«Благодарение Всевышнему! Знамена ислама одержали победу, тогда как враги учения Властелина Людей изгнаны из их страны и подавлены. Аллах Всемилостивейший даровал моим славным армиям торжество, равного которому среди правоверных не дано было знать ни одному великому султану или всемогущему хану и даже сподвижникам Пророка. Никто из нечестивцев не спасся, но все подверглись истреблению. Хвала Аллаху, Владыке Мира!»
Теперь, когда турки хозяйничали на Балканах, неминуемо вставал вопрос — что же дальше?
Впрочем, в 1526 году Сулейман, как и после захвата Белграда в 1521-м, вновь отвел своих грозных янычар в Константинополь для перегруппировки. На протяжении трех лет он, казалось, даже не помышлял о том, чтобы двинуться вверх по Дунаю, вторгнуться в Австрию и осадить Вену. Тем временем Фердинанд Габсбург, воцарившийся в Австрии и Богемии после отречения своего брата Карла, предъявил претензии на остатки венгерских владений
[128]и вступил в борьбу с князем Трансильвании Яношем Запольи. Последний обратился за помощью к Сулейману. Понимая, что в центральной Европе у него нет соперников опаснее Габсбургов, Сулейман согласился поддержать трансильванца с тем, чтобы тот признал себя вассалом Оттоманской Порты и обязался платить ей дань. Достигнув соглашения с Запольи, 10 мая 1529 года Сулейман выступил из Константинополя во главе огромной, семидесятипятитысячной армии.И тут вмешались непредвиденные обстоятельства. Лето 1529 года выдалось одним из самых дождливых за истекшее десятилетие. По лаконичному утверждению биографа Сулеймана Роджера Бигелоу, «дожди в тот год были столь сильны и продолжительны, что серьезно повлияли на ход кампании». Мы не сильно погрешим против истины, если заменим слова «повлияли на ход» на «определили исход». Из-за дождей Сулейману пришлось бросить по дороге всю тяжелую артиллерию, служившую серьезным подспорьем в его предыдущих походах. Кроме того, неблагополучные погодные условия помешали его войскам двигаться с обычной скоростью: они преодолевали раскисшую местность настолько медленно, что достигли своей цели — ворот Вены — лишь через пять месяцев. Только к тридцатому сентября Сулейман был готов бросить своих перепачканных и усталых воинов на штурм, однако ему приходилось мириться с тем, что упущенное время позволило австрийцам подготовиться к обороне. За лето им удалось почти вдвое увеличить численность гарнизона — теперь он насчитывал 23 000 солдат, из которых 8000 добрались до города всего на три дня раньше турок. Ни один приступ не увенчался успехом, и к середине октября Сулейман решил снять осаду и уйти. Впоследствии он объяснял это тем, что Фердинанд бежал, а в захвате города без правителя мало славы.

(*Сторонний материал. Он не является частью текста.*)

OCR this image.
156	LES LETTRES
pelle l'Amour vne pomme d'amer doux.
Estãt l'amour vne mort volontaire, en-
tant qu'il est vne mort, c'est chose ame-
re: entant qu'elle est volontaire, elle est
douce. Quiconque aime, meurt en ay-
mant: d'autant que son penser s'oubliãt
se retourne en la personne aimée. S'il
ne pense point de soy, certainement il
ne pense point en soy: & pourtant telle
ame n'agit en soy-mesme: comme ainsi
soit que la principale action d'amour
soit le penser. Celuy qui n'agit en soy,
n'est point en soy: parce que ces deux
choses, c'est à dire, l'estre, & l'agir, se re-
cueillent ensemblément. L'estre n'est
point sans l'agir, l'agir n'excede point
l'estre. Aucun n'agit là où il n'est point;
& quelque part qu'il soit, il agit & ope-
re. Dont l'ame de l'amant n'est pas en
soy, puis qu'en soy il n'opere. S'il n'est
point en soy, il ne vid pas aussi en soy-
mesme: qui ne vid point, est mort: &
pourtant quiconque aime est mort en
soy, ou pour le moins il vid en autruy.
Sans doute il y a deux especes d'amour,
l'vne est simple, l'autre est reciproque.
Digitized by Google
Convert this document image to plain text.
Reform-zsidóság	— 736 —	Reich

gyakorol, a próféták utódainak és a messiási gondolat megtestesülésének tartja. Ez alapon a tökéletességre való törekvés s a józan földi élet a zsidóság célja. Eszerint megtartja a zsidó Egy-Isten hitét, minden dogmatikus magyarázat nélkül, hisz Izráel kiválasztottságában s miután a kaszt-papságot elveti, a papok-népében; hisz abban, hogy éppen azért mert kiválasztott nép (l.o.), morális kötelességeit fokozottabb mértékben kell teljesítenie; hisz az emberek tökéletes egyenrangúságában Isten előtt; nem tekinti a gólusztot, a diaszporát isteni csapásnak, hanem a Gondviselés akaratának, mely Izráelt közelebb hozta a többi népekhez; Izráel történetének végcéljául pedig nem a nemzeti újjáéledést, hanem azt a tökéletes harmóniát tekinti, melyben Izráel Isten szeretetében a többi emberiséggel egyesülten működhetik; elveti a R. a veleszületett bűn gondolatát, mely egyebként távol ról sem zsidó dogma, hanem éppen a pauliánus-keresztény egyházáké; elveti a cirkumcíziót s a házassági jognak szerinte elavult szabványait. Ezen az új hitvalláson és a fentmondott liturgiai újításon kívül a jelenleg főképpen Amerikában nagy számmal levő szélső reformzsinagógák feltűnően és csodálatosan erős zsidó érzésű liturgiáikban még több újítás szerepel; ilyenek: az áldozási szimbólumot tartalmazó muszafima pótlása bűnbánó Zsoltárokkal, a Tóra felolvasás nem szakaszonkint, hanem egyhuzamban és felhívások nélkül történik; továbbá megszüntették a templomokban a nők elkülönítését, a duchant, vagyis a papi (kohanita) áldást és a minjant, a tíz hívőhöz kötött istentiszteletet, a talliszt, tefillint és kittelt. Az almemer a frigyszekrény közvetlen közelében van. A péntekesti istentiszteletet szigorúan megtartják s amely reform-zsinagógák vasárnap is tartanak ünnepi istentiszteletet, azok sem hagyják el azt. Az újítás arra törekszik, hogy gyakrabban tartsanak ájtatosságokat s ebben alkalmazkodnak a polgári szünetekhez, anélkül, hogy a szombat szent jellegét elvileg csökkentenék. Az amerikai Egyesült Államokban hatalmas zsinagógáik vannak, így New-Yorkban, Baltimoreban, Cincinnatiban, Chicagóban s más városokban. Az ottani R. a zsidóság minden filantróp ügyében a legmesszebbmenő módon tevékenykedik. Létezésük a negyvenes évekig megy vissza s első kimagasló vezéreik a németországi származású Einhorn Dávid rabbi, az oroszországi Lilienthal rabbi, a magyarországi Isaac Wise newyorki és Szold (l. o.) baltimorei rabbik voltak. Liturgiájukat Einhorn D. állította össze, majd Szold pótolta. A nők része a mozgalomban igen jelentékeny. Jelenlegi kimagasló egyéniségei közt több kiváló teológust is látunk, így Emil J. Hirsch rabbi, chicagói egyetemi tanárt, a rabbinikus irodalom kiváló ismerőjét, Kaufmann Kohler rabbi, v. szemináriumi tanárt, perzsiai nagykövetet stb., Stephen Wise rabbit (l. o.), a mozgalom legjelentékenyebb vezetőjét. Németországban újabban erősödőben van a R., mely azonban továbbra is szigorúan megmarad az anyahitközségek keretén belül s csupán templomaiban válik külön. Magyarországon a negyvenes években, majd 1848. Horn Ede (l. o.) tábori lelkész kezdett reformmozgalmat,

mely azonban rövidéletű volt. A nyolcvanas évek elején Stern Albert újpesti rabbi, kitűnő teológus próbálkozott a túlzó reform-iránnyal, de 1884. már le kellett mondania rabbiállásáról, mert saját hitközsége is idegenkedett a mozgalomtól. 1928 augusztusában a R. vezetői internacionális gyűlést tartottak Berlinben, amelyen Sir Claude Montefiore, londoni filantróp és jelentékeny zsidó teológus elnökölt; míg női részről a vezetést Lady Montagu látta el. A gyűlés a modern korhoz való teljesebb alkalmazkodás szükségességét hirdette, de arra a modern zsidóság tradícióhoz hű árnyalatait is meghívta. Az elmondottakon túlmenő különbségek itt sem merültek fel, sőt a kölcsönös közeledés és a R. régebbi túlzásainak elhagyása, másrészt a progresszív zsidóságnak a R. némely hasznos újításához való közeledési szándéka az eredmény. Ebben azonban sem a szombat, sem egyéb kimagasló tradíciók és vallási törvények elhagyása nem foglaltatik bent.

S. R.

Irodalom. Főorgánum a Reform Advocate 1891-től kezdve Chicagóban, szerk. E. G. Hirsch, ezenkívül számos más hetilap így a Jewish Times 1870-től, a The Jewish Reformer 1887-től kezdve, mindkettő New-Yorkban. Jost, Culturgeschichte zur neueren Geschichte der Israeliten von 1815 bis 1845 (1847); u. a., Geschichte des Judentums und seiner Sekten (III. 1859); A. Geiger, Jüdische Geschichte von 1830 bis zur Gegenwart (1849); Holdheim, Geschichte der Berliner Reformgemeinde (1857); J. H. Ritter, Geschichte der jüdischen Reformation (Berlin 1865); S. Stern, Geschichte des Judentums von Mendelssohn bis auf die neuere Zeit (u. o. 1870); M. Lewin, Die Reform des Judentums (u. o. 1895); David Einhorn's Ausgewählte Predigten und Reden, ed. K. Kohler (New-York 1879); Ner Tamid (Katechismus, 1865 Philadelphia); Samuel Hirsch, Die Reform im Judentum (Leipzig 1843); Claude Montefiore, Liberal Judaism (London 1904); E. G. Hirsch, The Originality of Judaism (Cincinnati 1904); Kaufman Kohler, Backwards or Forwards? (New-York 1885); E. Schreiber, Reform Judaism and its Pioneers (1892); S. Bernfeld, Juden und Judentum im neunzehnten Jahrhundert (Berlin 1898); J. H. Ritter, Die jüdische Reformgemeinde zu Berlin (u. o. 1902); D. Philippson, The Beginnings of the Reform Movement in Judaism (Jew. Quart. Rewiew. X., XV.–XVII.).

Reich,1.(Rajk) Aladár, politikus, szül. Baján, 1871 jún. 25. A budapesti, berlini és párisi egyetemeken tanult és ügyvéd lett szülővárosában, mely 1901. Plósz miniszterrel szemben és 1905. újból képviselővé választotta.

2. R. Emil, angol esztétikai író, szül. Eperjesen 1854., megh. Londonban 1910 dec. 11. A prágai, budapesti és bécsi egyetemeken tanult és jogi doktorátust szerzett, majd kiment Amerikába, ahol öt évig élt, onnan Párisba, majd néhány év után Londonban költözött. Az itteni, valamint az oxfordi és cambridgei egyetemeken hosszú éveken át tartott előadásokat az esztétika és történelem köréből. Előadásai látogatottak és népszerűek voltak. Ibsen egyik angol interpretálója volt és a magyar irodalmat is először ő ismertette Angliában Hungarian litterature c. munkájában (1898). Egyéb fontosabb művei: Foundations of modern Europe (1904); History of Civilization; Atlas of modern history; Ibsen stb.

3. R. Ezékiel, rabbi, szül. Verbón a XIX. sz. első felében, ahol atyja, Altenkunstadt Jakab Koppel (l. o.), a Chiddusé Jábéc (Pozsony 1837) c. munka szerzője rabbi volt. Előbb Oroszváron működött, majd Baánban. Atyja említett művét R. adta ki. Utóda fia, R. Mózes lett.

Но давайте представим себе, что лето 1529 года оказалось бы не столь дождливым. Или (решив предпочесть метеорологическим случайностям случайность человеческих решений), что Сулейман выступил к Вене другим, более сухим летом 1527 года — сразу после победы при Мохаче. В 1532 году (который, кстати, тоже выдался дождливым) султан доказал, что способен наносить страшные удары по сердцу габсбургских владений, опустошив австрийскую провинцию Штирию. Правда, тогда он уже не рискнул напасть на Вену, защищенную, по словам Бигелоу, «вероятно, самой большой армией, какую когда-либо удавалось собрать Западной Европе». Каковы же были бы результаты турецкого вторжения, случись оно не в 1529 и 1532, а в 1527 году — когда у Габсбургов не было времени организовать отпор?